Most big banks often have thousands of convenient branches and a lot more money to invest in technology for online banking and smartphone apps to make controlling and tracking your money much easier. Many credit unions also have excellent online banking and intuitive apps, but if yours doesn’t and you rely on using your phone for banking, you may want to keep your basic checking account, direct deposit and a linked savings account and business accounts (if you are self-employed) at a traditional bank just for convenience and every day money use. You will be making the most of using technology for linking your business accounts with your personal accounts to transfer funds, pay others, pay bills and keep track of your daily balances.

Also, if you travel for work, a big national bank can make it all easier because of the thousands of national branches for ATM use and customer service everywhere you go and most also have online tools to help you separate and track business expenses for reimbursement and taxes.

Now, add some credit union accounts to help improve your credit

When it comes to creating a relationship with a bank and taking advantage of products and services to help improve your credit, your local credit union can’t be beat, if you can become a member. Credit unions have widened their membership requirements lately, so always research the eligibility requirements to see if you can qualify for membership based on your location, your job or your school. Then, open up an additional savings account for your emergency fund to keep it separate from your everyday checking account.
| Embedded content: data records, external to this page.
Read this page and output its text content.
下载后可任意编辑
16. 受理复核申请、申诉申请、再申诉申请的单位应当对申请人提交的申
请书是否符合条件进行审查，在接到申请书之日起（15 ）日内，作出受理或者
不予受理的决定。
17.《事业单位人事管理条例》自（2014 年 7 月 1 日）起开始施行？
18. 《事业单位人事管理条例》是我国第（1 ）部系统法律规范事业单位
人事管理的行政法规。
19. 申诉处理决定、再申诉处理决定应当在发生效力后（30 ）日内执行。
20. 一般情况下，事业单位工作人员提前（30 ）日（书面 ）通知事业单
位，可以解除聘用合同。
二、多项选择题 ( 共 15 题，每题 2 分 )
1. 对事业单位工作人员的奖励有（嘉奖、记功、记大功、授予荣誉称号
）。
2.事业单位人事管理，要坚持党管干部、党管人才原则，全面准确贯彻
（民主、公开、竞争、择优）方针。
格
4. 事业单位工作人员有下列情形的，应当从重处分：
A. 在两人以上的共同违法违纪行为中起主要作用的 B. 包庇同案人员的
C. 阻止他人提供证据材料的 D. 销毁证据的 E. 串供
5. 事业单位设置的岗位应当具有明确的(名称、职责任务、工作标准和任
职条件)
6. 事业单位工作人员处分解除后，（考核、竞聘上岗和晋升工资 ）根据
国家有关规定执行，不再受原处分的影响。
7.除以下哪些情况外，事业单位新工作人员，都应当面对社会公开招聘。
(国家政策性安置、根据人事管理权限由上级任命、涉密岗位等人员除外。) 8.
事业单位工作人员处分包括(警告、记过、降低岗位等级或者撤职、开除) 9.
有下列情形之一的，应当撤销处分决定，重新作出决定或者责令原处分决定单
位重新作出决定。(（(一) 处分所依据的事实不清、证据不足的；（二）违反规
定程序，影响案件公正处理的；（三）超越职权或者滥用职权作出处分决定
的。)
You can usually add more than one account to your employer’s direct deposit form so even if most of your income goes to your regular checking account at the other big bank, add another account to the form to siphon off whatever amount, no matter how small, you can have automatically deposited to your separate credit union savings account in case of an emergency. The other reason for this account is when it comes time to ask for a loan or a credit card, you will already have a relationship with the bank.

While mortgage rates and credit card interest rates are comparable to the big banks, where credit unions typically shine at helping you improve your credit is in the auto loan arena. If you’re in need of a first-time loan or if you’re currently stuck in a high interest loan, you may be approved easier to finance or refinance a new or used auto loan at the credit union at a lower interest rate than at the big bank, where you might not even be approved.

Here are some typical auto loan rate differences, tracked by the National Credit Union Association during 2015:

Used car loan, 48 months: credit union average was 2.76% compared to the big bank’s 5.14%

New car loan, 60 months credit union average was 2.69%, compared to the big bank’s 4.73%

If you plug these numbers into any car loan calculator you can see that just a couple of percentage points higher equals more than $1,000 more paid for the car loan and nearly $20 difference in monthly payment for 5 years. If you want to pay less, the credit union is more likely to have the car loan for you. If you make your payments on time, this can help you build a positive credit history and a good credit score making getting the best interest rates for a credit card or for a mortgage with any lender more likely.

Don’t get stuck in a rut with just one bank and use the different types of banks that suit your specific needs each for their best product or service to help you keep control of your money and build your credit.